Er blickte nach oben und sah eine nackte Frau, die mit gespreizten Beinen an einem Ast des Baumes hing und auf ihn herunter pisste. „Ich mach, was ich mach“, sagte die Frau und kam, Kopf voran wie eine Eidechse am Baum heruntergeklettert. Sie sprang auf den Tisch, packte das winzige Wesen und riss es in zwei Hälften. „Du bist mein Gast“, sagte sie zu Will, dem Blut in die Augen und über den Kopf in den geöffneten Mund spritzte. Es schmeckte stark nach Rosmarin.

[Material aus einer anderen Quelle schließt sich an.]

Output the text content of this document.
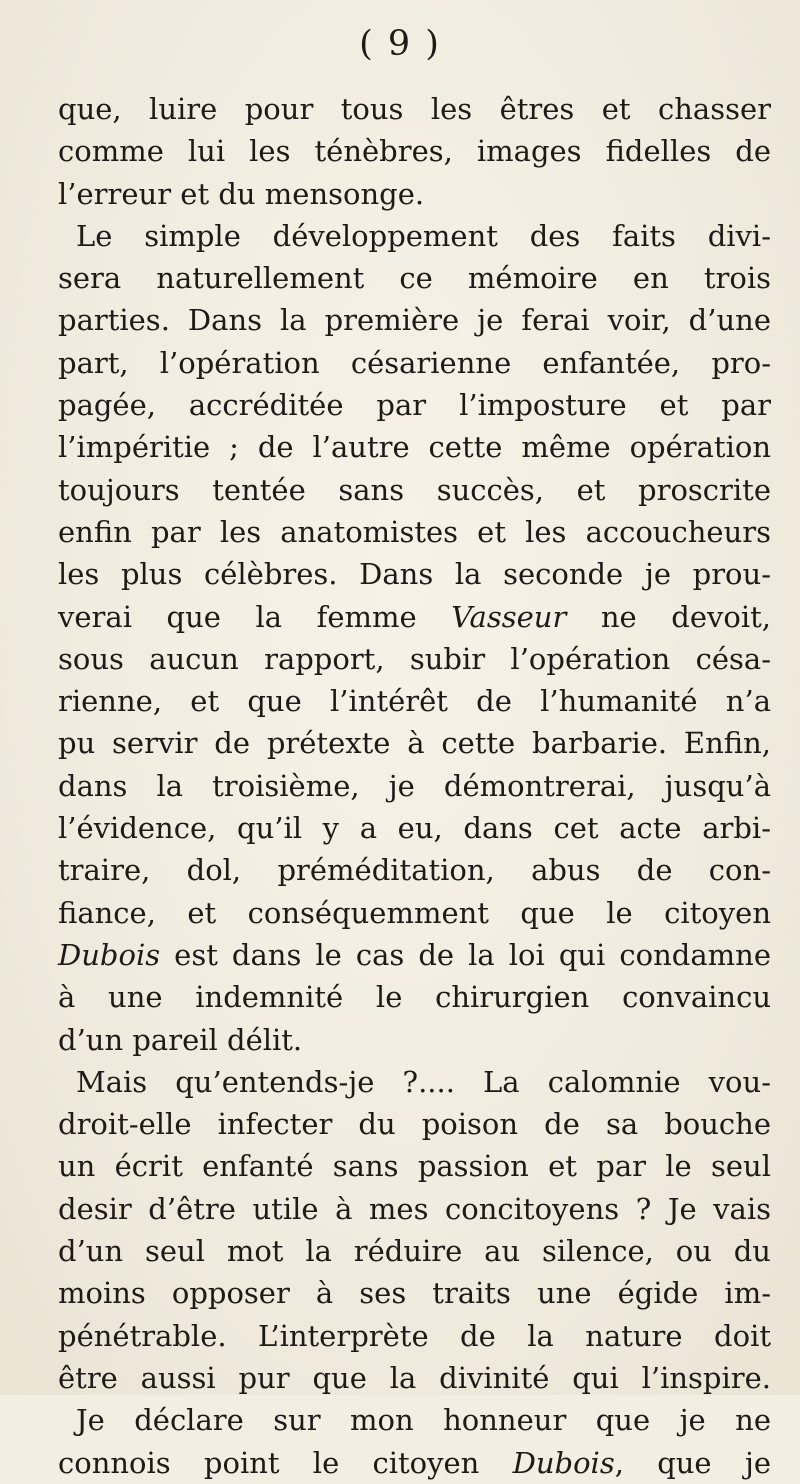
( 9 )
que, luire pour tous les êtres et chasser
comme lui les ténèbres, images fidelles de
l’erreur et du mensonge.
Le simple développement des faits divi-
sera naturellement ce mémoire en trois
parties. Dans la première je ferai voir, d’une
part, l’opération césarienne enfantée, pro-
pagée, accréditée par l’imposture et par
l’impéritie ; de l’autre cette même opération
toujours tentée sans succès, et proscrite
enfin par les anatomistes et les accoucheurs
les plus célèbres. Dans la seconde je prou-
verai que la femme Vasseur ne devoit,
sous aucun rapport, subir l’opération césa-
rienne, et que l’intérêt de l’humanité n’a
pu servir de prétexte à cette barbarie. Enfin,
dans la troisième, je démontrerai, jusqu’à
l’évidence, qu’il y a eu, dans cet acte arbi-
traire, dol, préméditation, abus de con-
fiance, et conséquemment que le citoyen
Dubois est dans le cas de la loi qui condamne
à une indemnité le chirurgien convaincu
d’un pareil délit.
Mais qu’entends-je ?.... La calomnie vou-
droit-elle infecter du poison de sa bouche
un écrit enfanté sans passion et par le seul
desir d’être utile à mes concitoyens ? Je vais
d’un seul mot la réduire au silence, ou du
moins opposer à ses traits une égide im-
pénétrable. L’interprète de la nature doit
être aussi pur que la divinité qui l’inspire.
Je déclare sur mon honneur que je ne
connois point le citoyen Dubois, que je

„Die große Nacht“ ist ein unverschämter Roman. Autor Chris Adrian reichert den Shakespeare-Klassiker mit zeitgenössischen Fantasy-Elementen an, konserviert aber etliche Textpassagen des Originals. Das Resultat ist zum Glück weniger ein hipper Eintopf aus Alt und Neu als eine Hommage. Und die zeugt davon, dass Adrian seinem Roman nicht nur das verkaufsfördernde „inspired by Shakespeare“ übergestülpt hat, sondern mit dem „Sommernachtstraum“ sehr viel mehr anzufangen weiß.

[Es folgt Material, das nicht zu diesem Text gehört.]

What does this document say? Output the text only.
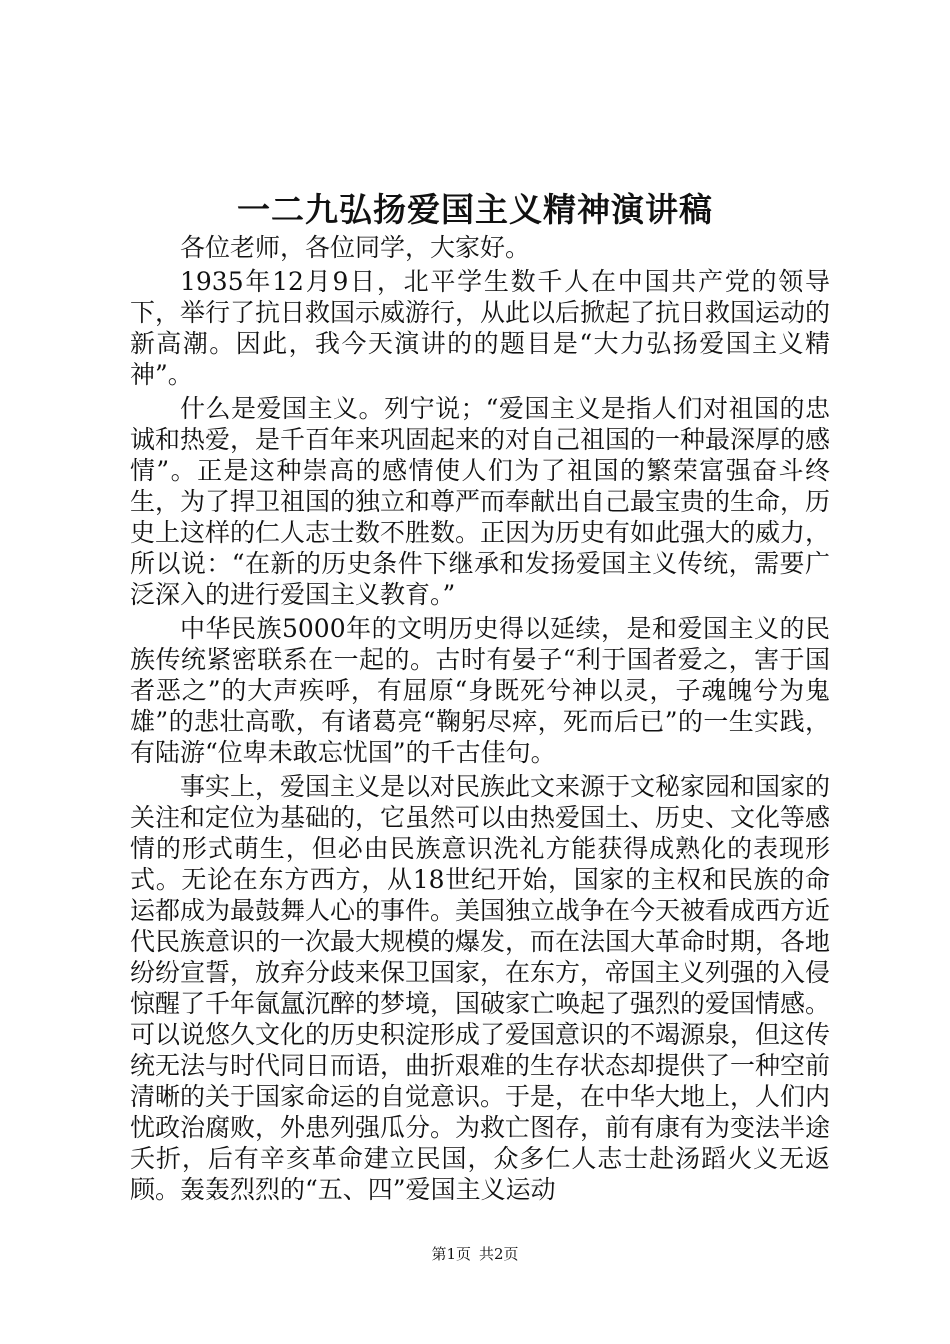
一二九弘扬爱国主义精神演讲稿

各位老师，各位同学，大家好。

1935年12月9日，北平学生数千人在中国共产党的领导下，举行了抗日救国示威游行，从此以后掀起了抗日救国运动的新高潮。因此，我今天演讲的的题目是“大力弘扬爱国主义精神”。

什么是爱国主义。列宁说；“爱国主义是指人们对祖国的忠诚和热爱，是千百年来巩固起来的对自己祖国的一种最深厚的感情”。正是这种崇高的感情使人们为了祖国的繁荣富强奋斗终生，为了捍卫祖国的独立和尊严而奉献出自己最宝贵的生命，历史上这样的仁人志士数不胜数。正因为历史有如此强大的威力，所以说：“在新的历史条件下继承和发扬爱国主义传统，需要广泛深入的进行爱国主义教育。”

中华民族5000年的文明历史得以延续，是和爱国主义的民族传统紧密联系在一起的。古时有晏子“利于国者爱之，害于国者恶之”的大声疾呼，有屈原“身既死兮神以灵，子魂魄兮为鬼雄”的悲壮高歌，有诸葛亮“鞠躬尽瘁，死而后已”的一生实践，有陆游“位卑未敢忘忧国”的千古佳句。

事实上，爱国主义是以对民族此文来源于文秘家园和国家的关注和定位为基础的，它虽然可以由热爱国土、历史、文化等感情的形式萌生，但必由民族意识洗礼方能获得成熟化的表现形式。无论在东方西方，从18世纪开始，国家的主权和民族的命运都成为最鼓舞人心的事件。美国独立战争在今天被看成西方近代民族意识的一次最大规模的爆发，而在法国大革命时期，各地纷纷宣誓，放弃分歧来保卫国家，在东方，帝国主义列强的入侵惊醒了千年氤氲沉醉的梦境，国破家亡唤起了强烈的爱国情感。可以说悠久文化的历史积淀形成了爱国意识的不竭源泉，但这传统无法与时代同日而语，曲折艰难的生存状态却提供了一种空前清晰的关于国家命运的自觉意识。于是，在中华大地上，人们内忧政治腐败，外患列强瓜分。为救亡图存，前有康有为变法半途夭折，后有辛亥革命建立民国，众多仁人志士赴汤蹈火义无返顾。轰轰烈烈的“五、四”爱国主义运动

第1页 共2页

Die Kombination aus romantischen und vulgären Elementen reißt die vielfach in den Vordergrund gerückte Naturmystik des "Sommernachtstraums" auf den Boden der zwischenmenschlichen - oder, wie im Fall der Elfenkönigin Titania und ihrem Mann Oberon, zwischenkreatürlichen - Beziehungen.

Die Identitäten, Sexualitäten und Gefühle befinden sich im Fluss: besonders beeindruckend etwa eine Sequenz, in der Baumarzt Will den geheimen Garten einer mysteriösen Kundin auf Vordermann bringen soll. In dessen Mitte wächst ein nicht bestimmbarer Baum mit silberner Rinde und goldfarbenen Blättern, der krank ist. Erst als Will und die Frau sich näher kommen, ihre Säfte zu den Baumwurzeln sickern, blüht der wieder auf.

„Aha“, dachte er immer wieder, „so fühlt sich das also an“, während sie auf seinem Schoß saß und er seine Hüften aus dem Gras emporstemmte, als wolle er sie in die Baumkrone katapultieren, und er dachte es immer noch, als er sie herumwarf und zwischen zwei Wurzeln fickte. Der Baum beugte sich über sie und er presste die Stirn über ihren Schultern gegen die Rinde und war der Eiche in einem Winkel zugekehrt, bei dem er ein wenig das Gefühl hatte, er ficke den Baum.

So endete er halb drinnen und halb draußen und zwischen ihren Leibern und zusammen mit dem verschütteten Bier und dem zerdrückten Gras und dem zerwühlten Boden, den die mahlenden Bewegungen ihrer Hüften hinterlassen hatten, erzeugten sie eine schlammige Pfütze. Am nächsten Tag stand der Baum in Blüte.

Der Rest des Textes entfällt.